Nessa noite, ao jantar, anunciou à mulher, Sophia, que pretendia abandonar o jornalismo. Queria ser artista. Artista conceptual. A esposa olhou-o, com surpresa:
– Mas tu nem sequer sabes desenhar!
– Por isso mesmo. Se soubesse, desenhar seria um problema. Teria de esforçar-me muito para desaprender.
Não quero impor aos outros o meu estilo. Quero fazer uma arte democrática e imaterial.
Ingo S., o artista, alcançou grande sucesso logo na primeira exposição.

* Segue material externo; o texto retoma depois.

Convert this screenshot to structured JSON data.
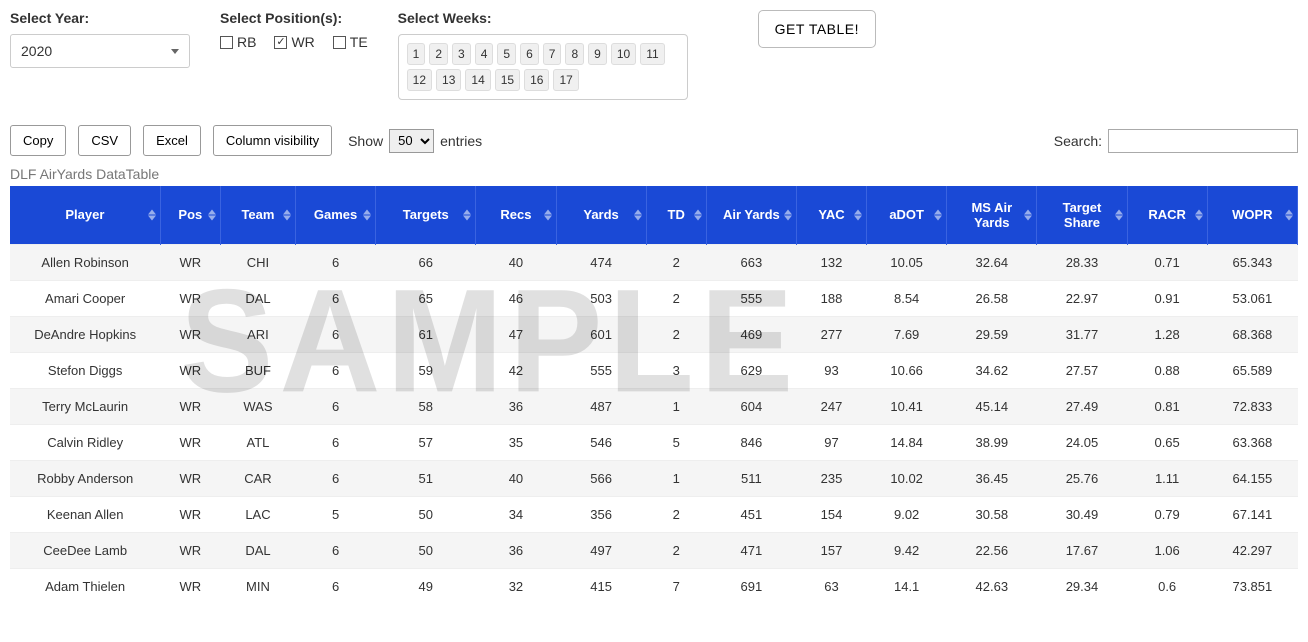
{
  "watermark_text": "SAMPLE",
  "controls": {
    "year_label": "Select Year:",
    "year_value": "2020",
    "positions_label": "Select Position(s):",
    "positions": [
      {
        "value": "RB",
        "checked": false
      },
      {
        "value": "WR",
        "checked": true
      },
      {
        "value": "TE",
        "checked": false
      }
    ],
    "weeks_label": "Select Weeks:",
    "weeks": [
      "1",
      "2",
      "3",
      "4",
      "5",
      "6",
      "7",
      "8",
      "9",
      "10",
      "11",
      "12",
      "13",
      "14",
      "15",
      "16",
      "17"
    ],
    "get_table_label": "GET TABLE!"
  },
  "toolbar": {
    "buttons": [
      "Copy",
      "CSV",
      "Excel",
      "Column visibility"
    ],
    "show_prefix": "Show",
    "entries_value": "50",
    "entries_suffix": "entries",
    "search_label": "Search:"
  },
  "table": {
    "caption": "DLF AirYards DataTable",
    "header_bg": "#1a49d6",
    "header_fg": "#ffffff",
    "row_odd_bg": "#f5f5f5",
    "row_even_bg": "#ffffff",
    "columns": [
      {
        "key": "player",
        "label": "Player",
        "width_class": "c-player"
      },
      {
        "key": "pos",
        "label": "Pos",
        "width_class": "c-pos"
      },
      {
        "key": "team",
        "label": "Team",
        "width_class": "c-team"
      },
      {
        "key": "games",
        "label": "Games",
        "width_class": "c-games"
      },
      {
        "key": "targets",
        "label": "Targets",
        "width_class": "c-targets"
      },
      {
        "key": "recs",
        "label": "Recs",
        "width_class": "c-recs"
      },
      {
        "key": "yards",
        "label": "Yards",
        "width_class": "c-yards"
      },
      {
        "key": "td",
        "label": "TD",
        "width_class": "c-td"
      },
      {
        "key": "air",
        "label": "Air Yards",
        "width_class": "c-air"
      },
      {
        "key": "yac",
        "label": "YAC",
        "width_class": "c-yac"
      },
      {
        "key": "adot",
        "label": "aDOT",
        "width_class": "c-adot"
      },
      {
        "key": "msair",
        "label": "MS Air Yards",
        "width_class": "c-msair"
      },
      {
        "key": "tshare",
        "label": "Target Share",
        "width_class": "c-tshare"
      },
      {
        "key": "racr",
        "label": "RACR",
        "width_class": "c-racr"
      },
      {
        "key": "wopr",
        "label": "WOPR",
        "width_class": "c-wopr"
      }
    ],
    "rows": [
      [
        "Allen Robinson",
        "WR",
        "CHI",
        "6",
        "66",
        "40",
        "474",
        "2",
        "663",
        "132",
        "10.05",
        "32.64",
        "28.33",
        "0.71",
        "65.343"
      ],
      [
        "Amari Cooper",
        "WR",
        "DAL",
        "6",
        "65",
        "46",
        "503",
        "2",
        "555",
        "188",
        "8.54",
        "26.58",
        "22.97",
        "0.91",
        "53.061"
      ],
      [
        "DeAndre Hopkins",
        "WR",
        "ARI",
        "6",
        "61",
        "47",
        "601",
        "2",
        "469",
        "277",
        "7.69",
        "29.59",
        "31.77",
        "1.28",
        "68.368"
      ],
      [
        "Stefon Diggs",
        "WR",
        "BUF",
        "6",
        "59",
        "42",
        "555",
        "3",
        "629",
        "93",
        "10.66",
        "34.62",
        "27.57",
        "0.88",
        "65.589"
      ],
      [
        "Terry McLaurin",
        "WR",
        "WAS",
        "6",
        "58",
        "36",
        "487",
        "1",
        "604",
        "247",
        "10.41",
        "45.14",
        "27.49",
        "0.81",
        "72.833"
      ],
      [
        "Calvin Ridley",
        "WR",
        "ATL",
        "6",
        "57",
        "35",
        "546",
        "5",
        "846",
        "97",
        "14.84",
        "38.99",
        "24.05",
        "0.65",
        "63.368"
      ],
      [
        "Robby Anderson",
        "WR",
        "CAR",
        "6",
        "51",
        "40",
        "566",
        "1",
        "511",
        "235",
        "10.02",
        "36.45",
        "25.76",
        "1.11",
        "64.155"
      ],
      [
        "Keenan Allen",
        "WR",
        "LAC",
        "5",
        "50",
        "34",
        "356",
        "2",
        "451",
        "154",
        "9.02",
        "30.58",
        "30.49",
        "0.79",
        "67.141"
      ],
      [
        "CeeDee Lamb",
        "WR",
        "DAL",
        "6",
        "50",
        "36",
        "497",
        "2",
        "471",
        "157",
        "9.42",
        "22.56",
        "17.67",
        "1.06",
        "42.297"
      ],
      [
        "Adam Thielen",
        "WR",
        "MIN",
        "6",
        "49",
        "32",
        "415",
        "7",
        "691",
        "63",
        "14.1",
        "42.63",
        "29.34",
        "0.6",
        "73.851"
      ]
    ]
  }
}
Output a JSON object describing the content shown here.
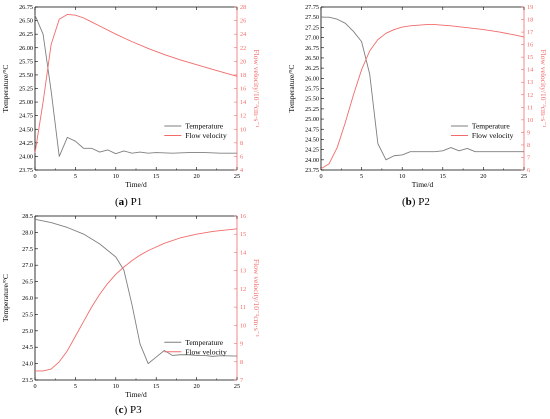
{
  "chart_data": [
    {
      "type": "line",
      "caption_letter": "a",
      "caption_name": "P1",
      "xlabel": "Time/d",
      "ylabel_left": "Temperature/°C",
      "ylabel_right": "Flow velocity/10⁻³cm·s⁻¹",
      "xlim": [
        0,
        25
      ],
      "ylim_left": [
        23.75,
        26.75
      ],
      "ylim_right": [
        4,
        28
      ],
      "x_ticks": [
        0,
        5,
        10,
        15,
        20,
        25
      ],
      "y_left_ticks": [
        23.75,
        24.0,
        24.25,
        24.5,
        24.75,
        25.0,
        25.25,
        25.5,
        25.75,
        26.0,
        26.25,
        26.5,
        26.75
      ],
      "y_right_ticks": [
        4,
        6,
        8,
        10,
        12,
        14,
        16,
        18,
        20,
        22,
        24,
        26,
        28
      ],
      "legend_position": "center-right",
      "series": [
        {
          "name": "Temperature",
          "axis": "left",
          "color": "#7f7f7f",
          "points": [
            [
              0,
              26.6
            ],
            [
              1,
              26.25
            ],
            [
              2,
              25.2
            ],
            [
              3,
              24.0
            ],
            [
              4,
              24.35
            ],
            [
              5,
              24.28
            ],
            [
              6,
              24.15
            ],
            [
              7,
              24.15
            ],
            [
              8,
              24.08
            ],
            [
              9,
              24.12
            ],
            [
              10,
              24.05
            ],
            [
              11,
              24.1
            ],
            [
              12,
              24.06
            ],
            [
              13,
              24.08
            ],
            [
              14,
              24.06
            ],
            [
              15,
              24.07
            ],
            [
              17,
              24.06
            ],
            [
              19,
              24.07
            ],
            [
              21,
              24.07
            ],
            [
              23,
              24.06
            ],
            [
              25,
              24.06
            ]
          ]
        },
        {
          "name": "Flow velocity",
          "axis": "right",
          "color": "#f26b6b",
          "points": [
            [
              0,
              6.5
            ],
            [
              1,
              14.0
            ],
            [
              2,
              22.5
            ],
            [
              3,
              26.2
            ],
            [
              4,
              26.9
            ],
            [
              5,
              26.8
            ],
            [
              6,
              26.4
            ],
            [
              7,
              25.8
            ],
            [
              8,
              25.2
            ],
            [
              10,
              24.0
            ],
            [
              12,
              22.9
            ],
            [
              14,
              21.9
            ],
            [
              16,
              21.0
            ],
            [
              18,
              20.2
            ],
            [
              20,
              19.5
            ],
            [
              22,
              18.8
            ],
            [
              25,
              17.8
            ]
          ]
        }
      ]
    },
    {
      "type": "line",
      "caption_letter": "b",
      "caption_name": "P2",
      "xlabel": "Time/d",
      "ylabel_left": "Temperature/°C",
      "ylabel_right": "Flow velocity/10⁻³cm·s⁻¹",
      "xlim": [
        0,
        25
      ],
      "ylim_left": [
        23.75,
        27.75
      ],
      "ylim_right": [
        6,
        19
      ],
      "x_ticks": [
        0,
        5,
        10,
        15,
        20,
        25
      ],
      "y_left_ticks": [
        23.75,
        24.0,
        24.25,
        24.5,
        24.75,
        25.0,
        25.25,
        25.5,
        25.75,
        26.0,
        26.25,
        26.5,
        26.75,
        27.0,
        27.25,
        27.5,
        27.75
      ],
      "y_right_ticks": [
        6,
        7,
        8,
        9,
        10,
        11,
        12,
        13,
        14,
        15,
        16,
        17,
        18,
        19
      ],
      "legend_position": "center-right",
      "series": [
        {
          "name": "Temperature",
          "axis": "left",
          "color": "#7f7f7f",
          "points": [
            [
              0,
              27.5
            ],
            [
              1,
              27.5
            ],
            [
              2,
              27.45
            ],
            [
              3,
              27.35
            ],
            [
              4,
              27.15
            ],
            [
              5,
              26.9
            ],
            [
              6,
              26.1
            ],
            [
              7,
              24.4
            ],
            [
              8,
              24.0
            ],
            [
              9,
              24.1
            ],
            [
              10,
              24.12
            ],
            [
              11,
              24.2
            ],
            [
              12,
              24.2
            ],
            [
              13,
              24.2
            ],
            [
              14,
              24.2
            ],
            [
              15,
              24.22
            ],
            [
              16,
              24.3
            ],
            [
              17,
              24.22
            ],
            [
              18,
              24.28
            ],
            [
              19,
              24.2
            ],
            [
              20,
              24.2
            ],
            [
              22,
              24.2
            ],
            [
              25,
              24.2
            ]
          ]
        },
        {
          "name": "Flow velocity",
          "axis": "right",
          "color": "#f26b6b",
          "points": [
            [
              0,
              6.1
            ],
            [
              1,
              6.5
            ],
            [
              2,
              7.8
            ],
            [
              3,
              9.8
            ],
            [
              4,
              12.0
            ],
            [
              5,
              14.0
            ],
            [
              6,
              15.5
            ],
            [
              7,
              16.4
            ],
            [
              8,
              16.9
            ],
            [
              9,
              17.2
            ],
            [
              10,
              17.4
            ],
            [
              11,
              17.5
            ],
            [
              12,
              17.55
            ],
            [
              13,
              17.6
            ],
            [
              14,
              17.6
            ],
            [
              15,
              17.55
            ],
            [
              16,
              17.5
            ],
            [
              18,
              17.35
            ],
            [
              20,
              17.2
            ],
            [
              22,
              17.0
            ],
            [
              24,
              16.75
            ],
            [
              25,
              16.6
            ]
          ]
        }
      ]
    },
    {
      "type": "line",
      "caption_letter": "c",
      "caption_name": "P3",
      "xlabel": "Time/d",
      "ylabel_left": "Temperature/°C",
      "ylabel_right": "Flow velocity/10⁻³cm·s⁻¹",
      "xlim": [
        0,
        25
      ],
      "ylim_left": [
        23.5,
        28.5
      ],
      "ylim_right": [
        7,
        16
      ],
      "x_ticks": [
        0,
        5,
        10,
        15,
        20,
        25
      ],
      "y_left_ticks": [
        23.5,
        24.0,
        24.5,
        25.0,
        25.5,
        26.0,
        26.5,
        27.0,
        27.5,
        28.0,
        28.5
      ],
      "y_right_ticks": [
        7,
        8,
        9,
        10,
        11,
        12,
        13,
        14,
        15,
        16
      ],
      "legend_position": "bottom-right",
      "series": [
        {
          "name": "Temperature",
          "axis": "left",
          "color": "#7f7f7f",
          "points": [
            [
              0,
              28.4
            ],
            [
              2,
              28.3
            ],
            [
              4,
              28.15
            ],
            [
              6,
              27.95
            ],
            [
              8,
              27.65
            ],
            [
              10,
              27.25
            ],
            [
              11,
              26.85
            ],
            [
              12,
              25.8
            ],
            [
              13,
              24.6
            ],
            [
              14,
              24.0
            ],
            [
              15,
              24.2
            ],
            [
              16,
              24.4
            ],
            [
              17,
              24.25
            ],
            [
              18,
              24.27
            ],
            [
              19,
              24.27
            ],
            [
              20,
              24.25
            ],
            [
              21,
              24.25
            ],
            [
              22,
              24.22
            ],
            [
              23,
              24.24
            ],
            [
              25,
              24.23
            ]
          ]
        },
        {
          "name": "Flow velocity",
          "axis": "right",
          "color": "#f26b6b",
          "points": [
            [
              0,
              7.5
            ],
            [
              1,
              7.5
            ],
            [
              2,
              7.6
            ],
            [
              3,
              8.0
            ],
            [
              4,
              8.6
            ],
            [
              5,
              9.4
            ],
            [
              6,
              10.2
            ],
            [
              7,
              11.0
            ],
            [
              8,
              11.7
            ],
            [
              9,
              12.3
            ],
            [
              10,
              12.8
            ],
            [
              11,
              13.2
            ],
            [
              12,
              13.55
            ],
            [
              13,
              13.85
            ],
            [
              14,
              14.1
            ],
            [
              15,
              14.3
            ],
            [
              16,
              14.5
            ],
            [
              18,
              14.8
            ],
            [
              20,
              15.0
            ],
            [
              22,
              15.15
            ],
            [
              25,
              15.3
            ]
          ]
        }
      ]
    }
  ]
}
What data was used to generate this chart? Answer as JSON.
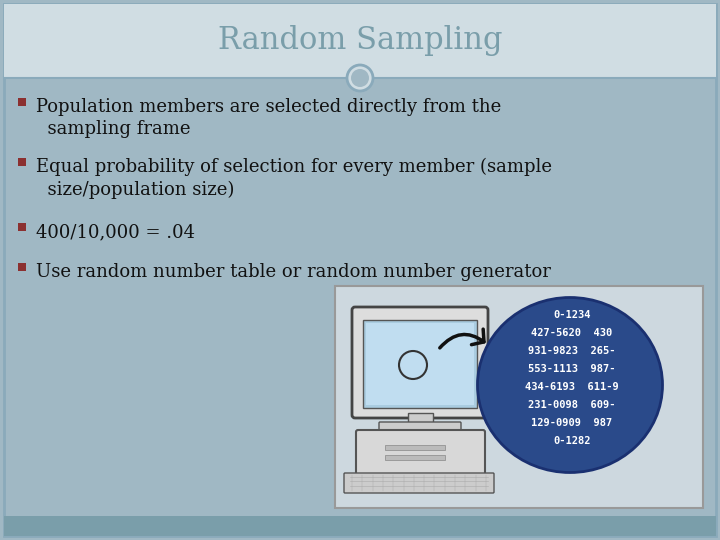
{
  "title": "Random Sampling",
  "title_color": "#7a9eaa",
  "title_fontsize": 22,
  "background_color": "#a0b8c4",
  "header_bg": "#d0dde3",
  "footer_bg": "#7a9eaa",
  "bullet_color": "#8b3030",
  "text_color": "#111111",
  "bullets": [
    "Population members are selected directly from the\n  sampling frame",
    "Equal probability of selection for every member (sample\n  size/population size)",
    "400/10,000 = .04",
    "Use random number table or random number generator"
  ],
  "font_family": "serif",
  "text_fontsize": 13,
  "circle_edge": "#8aaabb",
  "border_color": "#8aaabb",
  "oval_color": "#2a4a8a",
  "oval_edge": "#1a3070",
  "numbers": [
    "0-1234",
    "427-5620  430",
    "931-9823  265-",
    "553-1113  987-",
    "434-6193  611-9",
    "231-0098  609-",
    "129-0909  987",
    "0-1282"
  ]
}
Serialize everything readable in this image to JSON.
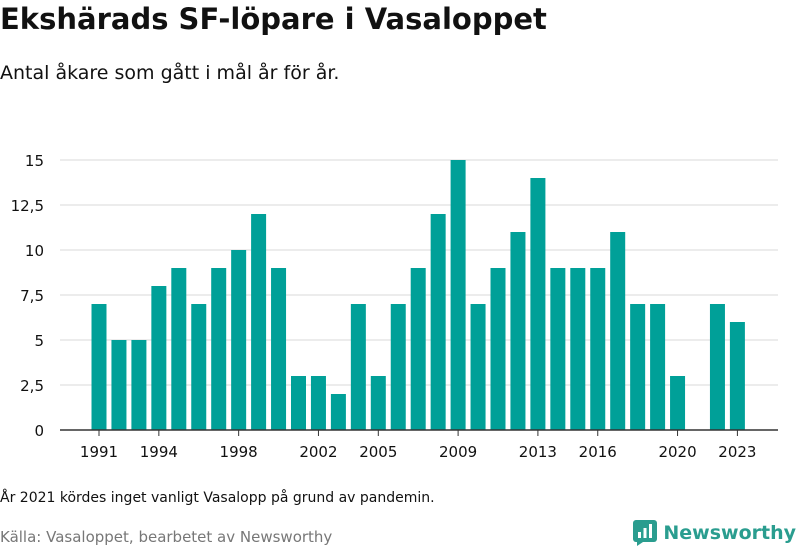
{
  "header": {
    "title": "Ekshärads SF-löpare i Vasaloppet",
    "subtitle": "Antal åkare som gått i mål år för år."
  },
  "footer": {
    "note": "År 2021 kördes inget vanligt Vasalopp på grund av pandemin.",
    "source": "Källa: Vasaloppet, bearbetet av Newsworthy",
    "brand": "Newsworthy",
    "brand_icon": "newsworthy-logo-icon"
  },
  "colors": {
    "bar": "#00a098",
    "grid": "#d9d9d9",
    "axis": "#333333",
    "brand": "#2a9d8f"
  },
  "chart_data": {
    "type": "bar",
    "x": [
      1991,
      1992,
      1993,
      1994,
      1995,
      1996,
      1997,
      1998,
      1999,
      2000,
      2001,
      2002,
      2003,
      2004,
      2005,
      2006,
      2007,
      2008,
      2009,
      2010,
      2011,
      2012,
      2013,
      2014,
      2015,
      2016,
      2017,
      2018,
      2019,
      2020,
      2021,
      2022,
      2023
    ],
    "values": [
      7,
      5,
      5,
      8,
      9,
      7,
      9,
      10,
      12,
      9,
      3,
      3,
      2,
      7,
      3,
      7,
      9,
      12,
      15,
      7,
      9,
      11,
      14,
      9,
      9,
      9,
      11,
      7,
      7,
      3,
      null,
      7,
      6
    ],
    "xticks": [
      1991,
      1994,
      1998,
      2002,
      2005,
      2009,
      2013,
      2016,
      2020,
      2023
    ],
    "yticks": [
      0,
      2.5,
      5,
      7.5,
      10,
      12.5,
      15
    ],
    "ytick_labels": [
      "0",
      "2,5",
      "5",
      "7,5",
      "10",
      "12,5",
      "15"
    ],
    "ylim": [
      0,
      15
    ],
    "grid": true,
    "legend": "none"
  }
}
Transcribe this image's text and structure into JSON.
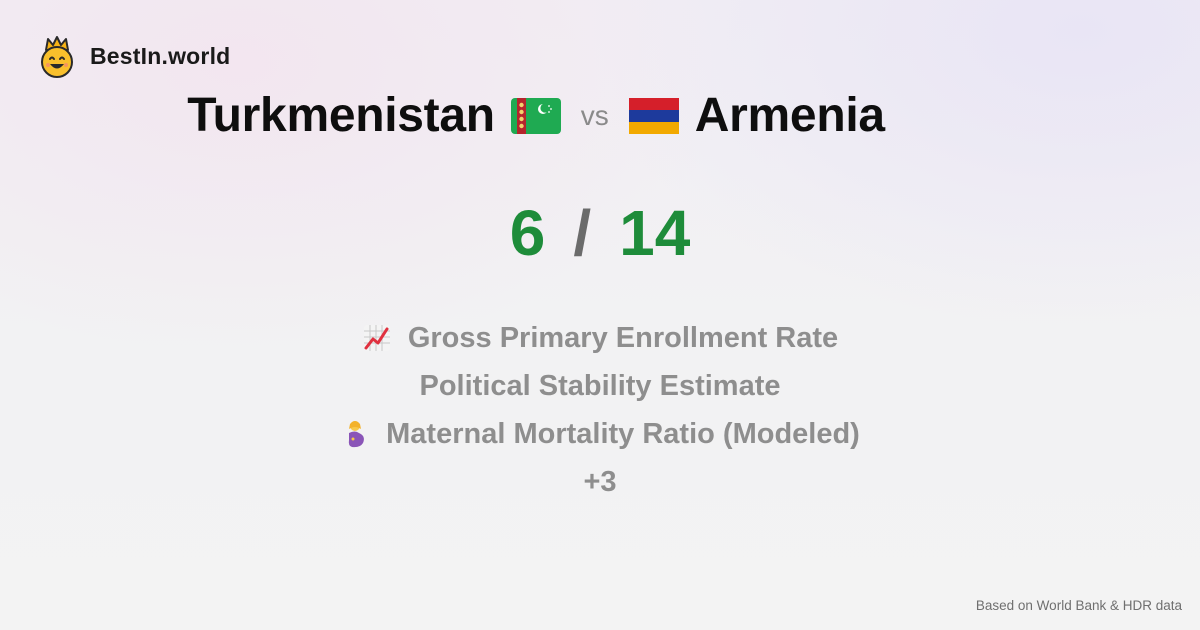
{
  "brand": {
    "name": "BestIn.world",
    "logo_icon": "crowned-smiley-icon"
  },
  "comparison": {
    "country_a": {
      "name": "Turkmenistan",
      "flag_icon": "turkmenistan-flag-icon"
    },
    "vs_label": "vs",
    "country_b": {
      "name": "Armenia",
      "flag_icon": "armenia-flag-icon"
    }
  },
  "score": {
    "a": "6",
    "separator": "/",
    "b": "14"
  },
  "metrics": [
    {
      "label": "Gross Primary Enrollment Rate",
      "icon": "chart-increasing-icon"
    },
    {
      "label": "Political Stability Estimate",
      "icon": ""
    },
    {
      "label": "Maternal Mortality Ratio (Modeled)",
      "icon": "pregnant-woman-icon"
    }
  ],
  "more_label": "+3",
  "footer": {
    "source": "Based on World Bank & HDR data"
  },
  "colors": {
    "score_green": "#1e8c3a",
    "muted_gray": "#8e8e8e"
  }
}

Numa sala enorme, diante de quadrados desenhados no soalho, a tinta branca, os visitantes eram convidados a imaginar diferentes esculturas: aqui, uma baleia em bronze, amamentando uma sereia bebé; ali, um palhaço ajoelhado diante de Donald Trump, etc. Em apenas três dias, vendeu as obras todas.
– O melhor de tudo é que são fáceis de transportar e instalar – comentou Sophia Shultz à melhor amiga.
– E a produção foi muito barata.
Quem não gostou do sucesso de Ingo S. foi Samuel Pires. O artivista riscou com dois traços imaginários a galeria onde o alemão expunha a sua obra: “Com estes dois traços, destruo todas as obras imateriais de Ingo S”, anunciou num breve comunicado de imprensa. Dessa vez, contudo, ninguém lhe prestou atenção.